The article from the New Yorker is devastating: A huge Chinese fleet, manned with at least some slave labor destroying the global squid fisheries to put calamari on the plate of US consumers.
In a deeply researched article, the authors follow calamari harvested illegally off the the coast of the Galapagos, where at least one crewman died, back to China and then on to "at least 62 American Importers" who sold on to Costco, Kroger, Safeway and others.
Obviously every industry has bad actors and not every bad act can be stopped. But the industry needs to move to a new system that prioritizes understanding the chain of custody from boat to plate. There are a lot of government, NGO and commercial efforts to address this challenge. But fundamentally, the handwritten paperwork driven by well intentioned regulations is letting bad things happen--while killing productivity.

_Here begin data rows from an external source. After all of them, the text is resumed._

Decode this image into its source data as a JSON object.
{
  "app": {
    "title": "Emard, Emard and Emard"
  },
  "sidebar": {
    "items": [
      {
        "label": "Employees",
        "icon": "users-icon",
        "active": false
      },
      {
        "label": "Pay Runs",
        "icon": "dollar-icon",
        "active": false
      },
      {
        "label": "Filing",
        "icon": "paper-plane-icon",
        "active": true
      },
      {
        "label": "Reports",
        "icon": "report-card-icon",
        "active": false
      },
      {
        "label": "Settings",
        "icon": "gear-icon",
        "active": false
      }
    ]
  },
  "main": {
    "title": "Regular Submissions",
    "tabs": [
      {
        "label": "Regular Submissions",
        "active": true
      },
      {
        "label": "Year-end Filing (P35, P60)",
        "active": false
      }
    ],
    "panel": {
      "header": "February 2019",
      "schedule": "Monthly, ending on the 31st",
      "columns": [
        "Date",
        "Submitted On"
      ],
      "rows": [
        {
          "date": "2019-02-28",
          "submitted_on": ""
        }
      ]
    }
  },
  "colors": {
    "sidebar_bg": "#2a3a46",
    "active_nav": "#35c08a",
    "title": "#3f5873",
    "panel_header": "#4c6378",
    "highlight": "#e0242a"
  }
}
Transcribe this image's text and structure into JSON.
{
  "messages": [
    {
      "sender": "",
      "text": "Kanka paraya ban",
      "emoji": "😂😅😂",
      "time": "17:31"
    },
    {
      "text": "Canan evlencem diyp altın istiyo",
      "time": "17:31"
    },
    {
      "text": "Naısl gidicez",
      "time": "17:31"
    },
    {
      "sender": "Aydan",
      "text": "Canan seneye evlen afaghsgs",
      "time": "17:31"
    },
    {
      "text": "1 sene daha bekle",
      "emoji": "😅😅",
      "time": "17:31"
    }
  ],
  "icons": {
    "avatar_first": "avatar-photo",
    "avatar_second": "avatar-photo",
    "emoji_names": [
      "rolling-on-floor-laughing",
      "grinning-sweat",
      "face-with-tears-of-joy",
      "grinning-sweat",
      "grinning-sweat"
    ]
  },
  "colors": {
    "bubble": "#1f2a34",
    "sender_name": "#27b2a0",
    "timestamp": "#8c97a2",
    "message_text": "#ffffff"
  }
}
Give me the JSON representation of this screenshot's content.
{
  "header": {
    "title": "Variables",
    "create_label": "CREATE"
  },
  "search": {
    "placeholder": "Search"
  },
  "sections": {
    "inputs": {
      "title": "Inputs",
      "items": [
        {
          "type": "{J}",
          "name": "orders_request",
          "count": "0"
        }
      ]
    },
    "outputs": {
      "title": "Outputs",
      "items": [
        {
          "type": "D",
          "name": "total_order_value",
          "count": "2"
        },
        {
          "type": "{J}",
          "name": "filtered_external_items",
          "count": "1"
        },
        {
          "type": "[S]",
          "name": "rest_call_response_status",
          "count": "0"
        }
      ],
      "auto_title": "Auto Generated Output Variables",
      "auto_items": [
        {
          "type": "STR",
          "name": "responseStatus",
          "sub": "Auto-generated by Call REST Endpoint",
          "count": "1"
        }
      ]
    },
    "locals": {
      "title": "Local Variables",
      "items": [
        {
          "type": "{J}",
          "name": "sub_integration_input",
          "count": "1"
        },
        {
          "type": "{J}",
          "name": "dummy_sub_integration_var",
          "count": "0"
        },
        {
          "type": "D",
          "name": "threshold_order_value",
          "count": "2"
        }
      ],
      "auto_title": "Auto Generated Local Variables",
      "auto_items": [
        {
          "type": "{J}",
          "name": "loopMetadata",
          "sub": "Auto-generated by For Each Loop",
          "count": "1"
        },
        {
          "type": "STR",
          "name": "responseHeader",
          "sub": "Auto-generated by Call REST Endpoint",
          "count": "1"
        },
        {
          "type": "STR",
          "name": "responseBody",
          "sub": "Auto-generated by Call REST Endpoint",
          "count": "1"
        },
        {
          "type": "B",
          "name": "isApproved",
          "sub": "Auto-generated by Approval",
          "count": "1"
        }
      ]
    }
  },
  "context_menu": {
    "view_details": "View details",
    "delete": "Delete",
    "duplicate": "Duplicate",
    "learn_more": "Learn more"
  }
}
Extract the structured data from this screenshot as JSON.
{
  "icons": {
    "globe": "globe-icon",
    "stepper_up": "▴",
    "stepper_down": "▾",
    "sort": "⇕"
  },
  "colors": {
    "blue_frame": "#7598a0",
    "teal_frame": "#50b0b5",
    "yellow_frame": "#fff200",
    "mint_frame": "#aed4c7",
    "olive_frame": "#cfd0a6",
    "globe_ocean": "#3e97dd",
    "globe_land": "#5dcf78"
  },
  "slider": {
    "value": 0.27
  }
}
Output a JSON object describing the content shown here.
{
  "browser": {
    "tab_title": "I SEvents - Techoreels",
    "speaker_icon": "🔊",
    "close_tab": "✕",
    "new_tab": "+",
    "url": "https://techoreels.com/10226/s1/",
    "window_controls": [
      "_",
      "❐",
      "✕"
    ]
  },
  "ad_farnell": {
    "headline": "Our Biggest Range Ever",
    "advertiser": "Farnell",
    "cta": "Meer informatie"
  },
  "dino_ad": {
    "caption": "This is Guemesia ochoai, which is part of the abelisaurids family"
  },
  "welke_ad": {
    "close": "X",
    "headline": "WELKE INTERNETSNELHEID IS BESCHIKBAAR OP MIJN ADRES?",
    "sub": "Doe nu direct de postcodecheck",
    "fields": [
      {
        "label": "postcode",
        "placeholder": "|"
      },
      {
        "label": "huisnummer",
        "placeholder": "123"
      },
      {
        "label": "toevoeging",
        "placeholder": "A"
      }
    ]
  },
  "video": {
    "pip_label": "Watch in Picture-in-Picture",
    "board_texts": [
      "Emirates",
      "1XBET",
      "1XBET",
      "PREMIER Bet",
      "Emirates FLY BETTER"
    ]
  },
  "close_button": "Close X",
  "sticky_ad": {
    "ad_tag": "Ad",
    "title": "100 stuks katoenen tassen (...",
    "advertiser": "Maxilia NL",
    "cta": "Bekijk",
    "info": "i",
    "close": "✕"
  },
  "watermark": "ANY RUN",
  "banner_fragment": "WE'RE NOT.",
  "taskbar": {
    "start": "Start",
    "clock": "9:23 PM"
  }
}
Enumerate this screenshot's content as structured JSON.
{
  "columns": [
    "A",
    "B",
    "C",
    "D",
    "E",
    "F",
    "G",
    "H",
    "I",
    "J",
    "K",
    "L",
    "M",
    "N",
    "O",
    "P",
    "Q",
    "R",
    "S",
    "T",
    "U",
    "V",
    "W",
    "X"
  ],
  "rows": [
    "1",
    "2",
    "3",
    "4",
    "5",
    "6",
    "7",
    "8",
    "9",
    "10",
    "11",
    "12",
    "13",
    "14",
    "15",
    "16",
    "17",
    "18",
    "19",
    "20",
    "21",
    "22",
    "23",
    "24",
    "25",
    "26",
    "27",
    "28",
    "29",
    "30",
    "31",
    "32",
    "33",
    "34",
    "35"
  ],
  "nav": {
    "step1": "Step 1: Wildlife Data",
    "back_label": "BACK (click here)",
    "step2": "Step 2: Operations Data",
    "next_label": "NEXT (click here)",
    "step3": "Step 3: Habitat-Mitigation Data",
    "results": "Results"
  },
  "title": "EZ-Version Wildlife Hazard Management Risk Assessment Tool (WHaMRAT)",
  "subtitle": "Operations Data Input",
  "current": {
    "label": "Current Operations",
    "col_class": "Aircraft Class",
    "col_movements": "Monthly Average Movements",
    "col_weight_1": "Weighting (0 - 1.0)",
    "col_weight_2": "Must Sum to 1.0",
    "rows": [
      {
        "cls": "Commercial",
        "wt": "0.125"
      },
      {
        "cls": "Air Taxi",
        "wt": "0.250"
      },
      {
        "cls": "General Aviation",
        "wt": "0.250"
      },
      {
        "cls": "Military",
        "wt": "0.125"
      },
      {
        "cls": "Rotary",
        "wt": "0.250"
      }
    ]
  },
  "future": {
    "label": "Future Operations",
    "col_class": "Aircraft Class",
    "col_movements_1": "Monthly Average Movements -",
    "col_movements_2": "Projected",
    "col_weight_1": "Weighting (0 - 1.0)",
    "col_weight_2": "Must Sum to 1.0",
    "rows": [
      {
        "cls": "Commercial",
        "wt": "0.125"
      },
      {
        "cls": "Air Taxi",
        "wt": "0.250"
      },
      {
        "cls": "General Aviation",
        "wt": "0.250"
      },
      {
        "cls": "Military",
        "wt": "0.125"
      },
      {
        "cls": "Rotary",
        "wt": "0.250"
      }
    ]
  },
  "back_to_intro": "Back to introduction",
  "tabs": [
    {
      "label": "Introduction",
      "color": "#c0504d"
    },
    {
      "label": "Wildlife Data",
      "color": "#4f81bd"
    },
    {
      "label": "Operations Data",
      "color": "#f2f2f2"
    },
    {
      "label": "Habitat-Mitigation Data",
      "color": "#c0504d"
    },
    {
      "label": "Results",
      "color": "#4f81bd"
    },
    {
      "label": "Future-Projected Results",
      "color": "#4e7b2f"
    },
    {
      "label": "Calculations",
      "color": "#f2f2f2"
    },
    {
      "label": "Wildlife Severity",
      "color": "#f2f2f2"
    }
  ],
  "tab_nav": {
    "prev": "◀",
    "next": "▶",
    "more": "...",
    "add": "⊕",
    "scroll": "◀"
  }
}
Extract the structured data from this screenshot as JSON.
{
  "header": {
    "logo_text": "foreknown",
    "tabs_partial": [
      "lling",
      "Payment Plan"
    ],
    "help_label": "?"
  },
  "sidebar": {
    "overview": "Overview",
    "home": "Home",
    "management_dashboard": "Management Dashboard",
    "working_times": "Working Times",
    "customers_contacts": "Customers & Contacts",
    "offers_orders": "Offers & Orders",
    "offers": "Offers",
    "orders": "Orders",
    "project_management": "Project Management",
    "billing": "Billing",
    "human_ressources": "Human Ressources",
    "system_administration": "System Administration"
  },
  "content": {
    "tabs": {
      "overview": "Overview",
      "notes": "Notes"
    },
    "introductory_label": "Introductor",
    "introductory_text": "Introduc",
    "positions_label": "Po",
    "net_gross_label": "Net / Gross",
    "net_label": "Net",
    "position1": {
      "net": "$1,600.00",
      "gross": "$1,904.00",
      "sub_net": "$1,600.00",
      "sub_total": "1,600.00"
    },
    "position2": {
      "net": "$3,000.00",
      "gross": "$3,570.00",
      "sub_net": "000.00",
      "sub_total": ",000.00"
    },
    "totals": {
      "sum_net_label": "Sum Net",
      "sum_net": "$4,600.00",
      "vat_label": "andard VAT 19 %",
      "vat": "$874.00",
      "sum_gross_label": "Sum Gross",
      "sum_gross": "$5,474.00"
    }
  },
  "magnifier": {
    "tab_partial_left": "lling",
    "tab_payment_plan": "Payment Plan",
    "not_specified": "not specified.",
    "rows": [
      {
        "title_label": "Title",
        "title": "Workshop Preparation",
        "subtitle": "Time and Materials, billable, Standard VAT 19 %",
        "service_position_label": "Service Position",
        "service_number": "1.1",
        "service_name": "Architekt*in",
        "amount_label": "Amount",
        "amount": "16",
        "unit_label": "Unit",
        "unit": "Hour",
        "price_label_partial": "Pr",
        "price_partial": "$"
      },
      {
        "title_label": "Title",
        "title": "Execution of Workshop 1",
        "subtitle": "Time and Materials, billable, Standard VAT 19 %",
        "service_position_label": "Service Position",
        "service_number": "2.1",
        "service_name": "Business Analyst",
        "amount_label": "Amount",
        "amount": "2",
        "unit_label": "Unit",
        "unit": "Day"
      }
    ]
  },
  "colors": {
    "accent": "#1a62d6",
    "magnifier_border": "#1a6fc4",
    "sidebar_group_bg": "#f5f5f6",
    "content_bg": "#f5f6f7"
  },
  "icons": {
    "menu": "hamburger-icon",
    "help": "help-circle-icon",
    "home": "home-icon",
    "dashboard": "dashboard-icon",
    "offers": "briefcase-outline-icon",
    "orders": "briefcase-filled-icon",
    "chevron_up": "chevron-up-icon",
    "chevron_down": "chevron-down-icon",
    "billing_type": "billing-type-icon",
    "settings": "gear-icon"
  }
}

A digital first system could help expose challenges a lot earlier and make this type of fraud much harder. To use a couple of example:
1) The Seafood Import Monitoring Program is a really well intentioned program, but the reality of just uploading documents to a government database is not helping weed out IUUs. And as of this date, squid is not covered by the program.
2) The MSC/BAP/ASC certification programs all rely on in-person monitors who show up once or twice a year. And even if we think those are effective, certification programs cover less than 40% of the worlds fisheries.
3) The complexity is huge: 80%+ of US seafood is imported. Seafood is the most traded protein in the world (3x beef). The number of products is massive (we often see 1,500+ SKUs at a mid-sized distributor).
So what are the solutions? Having worked with 100s of seafood operations, I would propose a few things.
1) Mandate digital data in near real time: Structured data like (time/location of harvest, fishing vessel, size of catch, species caught) that is then passed through the supply chain lets us find bad actors more easily. For instance, if a ship reports landing 10,000lbs, but buyers report buying 100,000lbs that should trigger a follow up.
2) Align FDA's Food Safety Modernization Act (FSMA) and the Seafood Import Monitoring Program (SIMP) so they capture the same data in the same format. Making it easier on all the participants. This includes applying a Traceability Lot Code from the beginning of the chain--even on imported products.
3) Mandate Labels with Key Information: The labeling of seafood with crayons on wet wax boxes makes it way too easy for bad actors. Some variation of shellfish tags would be a good start.
4) Lean into DNA/RNA testing: Modern tests can tell the location of a catch--if there is a good underlying database to match to. Sample testing key lots to see if the DNA matched the digital record would be highly effective in rooting out bad actors.
5) Keep it Simple and Inexpensive: Make it easy for folks to comply. This should not be a mandate that costs the entire chain. Paired with a simple system, should be a reduction of other regulatory paperwork that maybe isn't as important.
Government, NGOs and the industry all have roles to play, but we should agree that we want to cover 100% of seafood with an easy to use system that gets everyone on the same page. Stories like that above hurt the entire industry--even though the vast majority is doing the right thing.